Und was ist mit dem, der nicht die Richtigen Worte fand, um mich zu trösten? Er hatten eben nicht immer eine Lebensweisheit parat. Meine Freundin Christina dafür aber. Mir hätten seine Umarmungen genügen müssen, eigentlich.
Und ach, der Kiffer. Nur weil ich damit nichts anfangen kann muss ich es ihm ja nicht verbieten, solange er sein Leben auf die Reihe kriegt. Wieso dachte ich gleich, ich sei ihm nichts Wert, nur weil er seine Lieblings-Samstags-Beschäftigung mit seinen Dudes nicht aufgeben wollte?
Selbst Freund d) konnte ich mit meinem neuen Blickwinkel verzeihen. Wir waren Grund verschieden, natürlich kann er mit meinen Freunden nicht so viel anfangen – andere Welt, andere Interessen, nur unsere Wege hatten sich zufällig gekreuzt und eben diese Gegensätze zogen uns an. Aber Gegensätze ziehen sich eben nicht mit jedem und überall an – manchmal findet man sich dann auch einfach scheisse.

Ich sage nicht, dass eine offene Beziehung die Lösung all meiner Probleme ist – aber vielleicht ein Ansatz für viele andere Pärchen. Ich sage “offene Beziehung”, obwohl es auch eigentlich der Falsche Begriff dafür ist – es gibt nur noch kein neues, innovatives Wort für dieses Beziehungsmodell. Vielleicht führt die neue Generation keine “Beziehungen” mehr, sondern ein “Vertrauen”. Ich glaube daran, dass du mich liebst, auch wenn ich dir nicht alles geben kann. Ich vertraue dir so sehr, dass ich es sogar aussprechen darf, wenn ich den Nervenkitzel vermisse oder mir mal wieder Honig um’s Maul schmieren lassen möchte. Und das heißt nicht, dass ich dich weniger liebe. Da draußen gibt es so viele Pärchen, die sich über die Jahre weg langweilen, weil der “Kick” fehlt – und dann ihre ganze Beziehung aufs Spiel setzen, weil sie anfangen zu lügen.

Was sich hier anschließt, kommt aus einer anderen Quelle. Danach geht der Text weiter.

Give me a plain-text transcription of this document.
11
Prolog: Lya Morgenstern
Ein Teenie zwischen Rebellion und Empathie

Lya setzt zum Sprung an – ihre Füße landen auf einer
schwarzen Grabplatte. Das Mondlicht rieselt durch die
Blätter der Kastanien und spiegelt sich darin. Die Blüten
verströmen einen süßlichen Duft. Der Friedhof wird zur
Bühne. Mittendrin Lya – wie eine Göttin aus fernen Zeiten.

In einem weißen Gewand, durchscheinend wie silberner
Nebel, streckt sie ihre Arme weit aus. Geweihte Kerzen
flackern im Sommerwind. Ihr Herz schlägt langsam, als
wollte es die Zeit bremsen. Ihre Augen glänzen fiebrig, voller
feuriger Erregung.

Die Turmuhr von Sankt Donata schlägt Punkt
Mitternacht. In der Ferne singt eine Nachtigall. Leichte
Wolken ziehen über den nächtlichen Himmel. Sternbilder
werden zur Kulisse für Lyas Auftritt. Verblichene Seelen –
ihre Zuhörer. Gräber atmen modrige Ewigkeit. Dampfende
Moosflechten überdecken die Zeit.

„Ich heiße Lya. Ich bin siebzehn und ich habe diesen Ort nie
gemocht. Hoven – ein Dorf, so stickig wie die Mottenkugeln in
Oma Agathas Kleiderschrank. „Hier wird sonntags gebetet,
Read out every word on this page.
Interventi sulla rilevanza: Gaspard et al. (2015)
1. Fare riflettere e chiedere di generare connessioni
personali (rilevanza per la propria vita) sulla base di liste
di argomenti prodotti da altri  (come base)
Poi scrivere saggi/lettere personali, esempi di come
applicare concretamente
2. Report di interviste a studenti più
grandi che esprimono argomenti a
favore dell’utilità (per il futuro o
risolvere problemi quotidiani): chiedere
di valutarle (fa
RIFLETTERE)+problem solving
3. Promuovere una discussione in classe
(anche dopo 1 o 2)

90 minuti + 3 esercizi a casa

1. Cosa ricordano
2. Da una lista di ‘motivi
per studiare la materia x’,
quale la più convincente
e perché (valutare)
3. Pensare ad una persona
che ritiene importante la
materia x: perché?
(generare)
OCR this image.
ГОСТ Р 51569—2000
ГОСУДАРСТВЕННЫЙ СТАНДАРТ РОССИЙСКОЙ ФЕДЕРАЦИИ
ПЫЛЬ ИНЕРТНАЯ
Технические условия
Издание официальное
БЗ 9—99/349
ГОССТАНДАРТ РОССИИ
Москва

Ach, all das klingt so logisch und einleuchtend, aber einfach ist es sicher nicht. Man muss ja nicht gleich von “Beziehung” zu “Vertrauen” hüpfen, aber mal darüber nachdenken. Es in Erwägung ziehen. Auf sexueller Ebene stelle ich mir die Sache ganz schön kompliziert vor – eine Bett-Fantasie mit jemand anderem als dem Partner zu teilen, weil eben diese Fantasie für den Partner ganz und gar nicht in Frage kommt, beispielsweise… das ist ein harter Schritt, weil immer Gefühle mitspielen könnten. Aber zu akzeptieren, dass ein einziger Mensch dir zumindest Gefühlsmäßig nicht “alles” geben kann, ist ein guter Anfang. Für mich klappt das momentan zumindest ganz wunderbar.

Und falls ihr euch jetzt fragt, ob sie den Freund ihrer Freundin knutschte: Yes, she did.